KELELA, “Take Me Apart” (Warp, 2017)

Quando mi si chiede quale voce rappresenta al meglio i nostri tempi, non posso fare a meno di rispondere “Kelela” (a cui abbiamo dedicato la cover di Ottobre). In un’epoca in cui la ricerca di sonorità elettroniche non riesce a distaccarsi del tutto dalla riproposizione e, nei casi migliori, dalla rivisitazione degli stilemi degli ultimi due decenni, Kelela ne è la personificazione. In costante equilibrio tra gusto black americano e le pulsioni underground UK che dalla scuola anni 90 arrivano, attraverso il dubstep, alla bass music e al nu-soul contemporanei, la 34enne musa americana dell’alternative R&B ha finalmente pubblicato il suo primo LP, “Take Me Apart”. Per coglierne il talento e l’ispirazione, era stato sufficiente lo spigoloso “Cut 4 Me”, pubblicato nel 2013 dalla Fade To Mind di Prince William che ha avuto la fortuna di incontrare dopo essersi trasferita a Los Angeles, nel corso della sua collaborazione con gli allora chiacchieratissimi Teenage Fantasy. Collaborazioni ben più chiacchierate sono arrivate negli anni a seguire, passando per lo splendido EP “Hallucinogen di due anni dopo. Kelela ha offerto la sua voce, tra i tanti, a Kindness, Clams Casino, Solange (una delle sue estimatrici più popolari, insieme a Björk) e, di recente, e in compartecipazione con Danny Brown, nel nuovo album dei Gorillaz.

Ci ha pensato la Warp a dare ulteriore visibilità alla talentuosa vocalist di origine etiope cresciuta nei dintorni più black della capitale americana che in “Take Me Apart” fa le cose in grande e accoglie in studio una serie di collaboratori non da poco, alla produzione e alla composizione di alcuni brani. Al timone ci sono Jack Latham, aka Jam City, e il sempre infallibile Ariel Rechtshaid a trovare quell’equilibrio tra produzione di nicchia e potenziale radiofonico. Con loro sbucano fuori dal cilindro Arca (in tre brani), Kwes (vedi tra i credits di Nao, Damon Albarn, Bobby Womack e Solange), Bok Bok dell’influente label Night Slugs, Jeremiah Jerry e Asma Maroof degli Nguzunguzu.
Se il primo singolo, la sinuosa “LMK”, aveva fatto notare una decisa virata pop, a tratti solare, il secondo estratto, che apre l’album, “Frontline” (così come la perfetta prosecuzione in ordine di tracklist, “Waitin”), è suonato a tutti gli affezionati immediatamente Kelela, ovvero la risposta “underground” più credibile ai recenti esperimenti di Janet Jackson e perché no, di Beyoncé degli ultimi due album.

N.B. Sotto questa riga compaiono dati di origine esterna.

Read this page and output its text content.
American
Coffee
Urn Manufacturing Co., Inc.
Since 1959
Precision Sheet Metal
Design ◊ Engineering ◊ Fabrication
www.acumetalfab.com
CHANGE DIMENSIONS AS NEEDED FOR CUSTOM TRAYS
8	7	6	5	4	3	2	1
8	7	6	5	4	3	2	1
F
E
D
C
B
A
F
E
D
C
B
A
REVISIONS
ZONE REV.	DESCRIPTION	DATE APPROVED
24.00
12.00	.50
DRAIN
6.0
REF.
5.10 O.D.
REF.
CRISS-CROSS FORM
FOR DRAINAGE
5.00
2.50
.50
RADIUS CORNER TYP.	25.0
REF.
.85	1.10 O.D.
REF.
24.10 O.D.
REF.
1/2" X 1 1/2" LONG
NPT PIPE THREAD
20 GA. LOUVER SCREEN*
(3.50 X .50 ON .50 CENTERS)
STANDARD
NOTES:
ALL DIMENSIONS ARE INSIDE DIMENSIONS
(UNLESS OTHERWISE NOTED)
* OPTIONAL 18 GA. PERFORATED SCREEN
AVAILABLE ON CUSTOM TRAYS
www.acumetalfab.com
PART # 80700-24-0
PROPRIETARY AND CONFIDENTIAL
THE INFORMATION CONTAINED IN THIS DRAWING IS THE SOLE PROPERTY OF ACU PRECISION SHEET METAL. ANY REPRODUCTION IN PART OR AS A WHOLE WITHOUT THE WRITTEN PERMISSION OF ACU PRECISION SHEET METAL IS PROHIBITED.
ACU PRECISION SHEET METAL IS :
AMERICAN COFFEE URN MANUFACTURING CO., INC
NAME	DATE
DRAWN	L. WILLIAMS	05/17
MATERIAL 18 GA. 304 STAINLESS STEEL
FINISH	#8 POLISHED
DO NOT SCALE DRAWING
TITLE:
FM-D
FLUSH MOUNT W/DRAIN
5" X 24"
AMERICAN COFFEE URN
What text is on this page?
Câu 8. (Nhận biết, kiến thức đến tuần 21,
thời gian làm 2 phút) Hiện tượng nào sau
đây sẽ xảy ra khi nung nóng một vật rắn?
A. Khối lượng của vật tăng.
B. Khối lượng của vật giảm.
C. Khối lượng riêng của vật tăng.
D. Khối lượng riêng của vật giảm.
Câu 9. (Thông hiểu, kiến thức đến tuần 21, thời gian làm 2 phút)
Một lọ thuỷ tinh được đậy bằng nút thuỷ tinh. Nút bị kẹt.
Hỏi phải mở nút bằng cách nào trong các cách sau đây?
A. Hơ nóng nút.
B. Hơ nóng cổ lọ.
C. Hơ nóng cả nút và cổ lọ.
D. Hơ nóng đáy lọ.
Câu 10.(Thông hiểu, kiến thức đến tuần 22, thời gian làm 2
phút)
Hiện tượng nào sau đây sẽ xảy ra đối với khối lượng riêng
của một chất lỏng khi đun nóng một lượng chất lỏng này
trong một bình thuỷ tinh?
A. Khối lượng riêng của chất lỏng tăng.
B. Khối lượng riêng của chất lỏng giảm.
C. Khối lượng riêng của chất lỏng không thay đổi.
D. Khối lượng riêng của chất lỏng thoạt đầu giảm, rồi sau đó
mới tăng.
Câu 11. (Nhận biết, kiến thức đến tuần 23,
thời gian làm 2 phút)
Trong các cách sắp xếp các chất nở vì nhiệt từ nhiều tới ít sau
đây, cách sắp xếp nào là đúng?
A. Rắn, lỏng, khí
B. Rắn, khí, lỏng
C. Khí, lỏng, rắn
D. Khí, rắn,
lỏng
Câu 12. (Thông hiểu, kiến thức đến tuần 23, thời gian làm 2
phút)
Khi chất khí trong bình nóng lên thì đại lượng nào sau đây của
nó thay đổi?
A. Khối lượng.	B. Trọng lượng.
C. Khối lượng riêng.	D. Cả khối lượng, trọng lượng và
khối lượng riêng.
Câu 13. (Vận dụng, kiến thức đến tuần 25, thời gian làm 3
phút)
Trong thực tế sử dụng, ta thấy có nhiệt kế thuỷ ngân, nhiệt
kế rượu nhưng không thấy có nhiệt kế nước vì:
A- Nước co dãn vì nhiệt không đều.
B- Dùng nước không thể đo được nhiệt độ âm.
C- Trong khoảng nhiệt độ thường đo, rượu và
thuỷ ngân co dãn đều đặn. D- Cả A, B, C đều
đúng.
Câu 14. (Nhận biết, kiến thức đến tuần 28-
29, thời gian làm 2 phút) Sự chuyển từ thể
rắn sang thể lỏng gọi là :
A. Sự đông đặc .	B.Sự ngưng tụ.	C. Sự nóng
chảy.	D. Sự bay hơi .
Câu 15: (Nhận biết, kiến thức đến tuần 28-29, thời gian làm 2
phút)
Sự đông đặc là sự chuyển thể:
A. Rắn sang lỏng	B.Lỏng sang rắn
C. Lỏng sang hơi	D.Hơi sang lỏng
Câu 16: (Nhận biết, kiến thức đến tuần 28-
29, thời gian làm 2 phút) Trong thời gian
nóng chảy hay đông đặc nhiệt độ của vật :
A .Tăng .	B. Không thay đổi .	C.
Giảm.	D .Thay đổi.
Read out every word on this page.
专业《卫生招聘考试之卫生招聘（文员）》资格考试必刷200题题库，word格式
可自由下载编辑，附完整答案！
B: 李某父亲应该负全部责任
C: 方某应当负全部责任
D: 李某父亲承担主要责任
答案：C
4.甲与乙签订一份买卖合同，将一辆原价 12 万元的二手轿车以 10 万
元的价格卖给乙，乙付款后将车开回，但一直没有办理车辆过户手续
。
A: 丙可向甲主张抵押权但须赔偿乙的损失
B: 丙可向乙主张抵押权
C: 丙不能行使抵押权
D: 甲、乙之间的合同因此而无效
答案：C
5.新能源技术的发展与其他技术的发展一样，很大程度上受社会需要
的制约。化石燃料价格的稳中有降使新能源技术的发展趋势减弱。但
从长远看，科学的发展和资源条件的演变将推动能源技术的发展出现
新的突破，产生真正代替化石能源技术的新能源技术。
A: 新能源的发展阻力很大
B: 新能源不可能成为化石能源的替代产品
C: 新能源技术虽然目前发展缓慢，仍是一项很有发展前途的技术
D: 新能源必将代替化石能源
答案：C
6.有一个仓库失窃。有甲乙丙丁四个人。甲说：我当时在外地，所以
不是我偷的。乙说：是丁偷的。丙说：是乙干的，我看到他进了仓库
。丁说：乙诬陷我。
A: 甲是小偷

Non c’è un momento di calo, nemmeno quando come nella titletrack e in “Blue Light”, le produzioni osano e si avventurano nei territori più cervellotici e “spezzati” della Kelela degli esordi e non a caso qui il team di produzione è al completo, con l’aggiunta di un certo Al Shux, per intenderci l’uomo dietro “Empire State of Mind” di Jay Z e Alicia Keys, già al lavoro con Nas e Snoop Dogg, e di Arca. Anche negli altri due brani prodotti dal corteggiatissimo producer venezuelano, “Onanon” e “Turn To Dust”, per quanto se ne senta il tocco, la voce è sempre unica sovrana e regina. Riesce a essere aliena e lontana, a respingere e a poi riconquistare e sedurre l’ascoltatore anche nel corso dello stesso brano.

Anche quando le ritmiche rallentano e il brano d’amore ai tempi di Kelela guarda a un futuro molto prossimo e umano, si resta storditi e senza fiato: in “Jupiter”, scritta insieme a Romy degli xx a testimoniare questa intelligente propensione pop, e in “Better” dove riemerge tutto il suo background R&B afro-americano. Una Solange androide, molto più che una FKA Twigs americana.

Grazie alla classe e al gusto di figure come Kelela, la musica contemporanea continua ad abbattere le barriere musicali tra musica per tutti e musica ricercata. Grazie a lei e ad altre figure a lei affini, il pop, di cui “Take Me Apart” è uno dei manifesti più significativi e raffinati, sta vivendo uno dei momenti più alti della sua storia.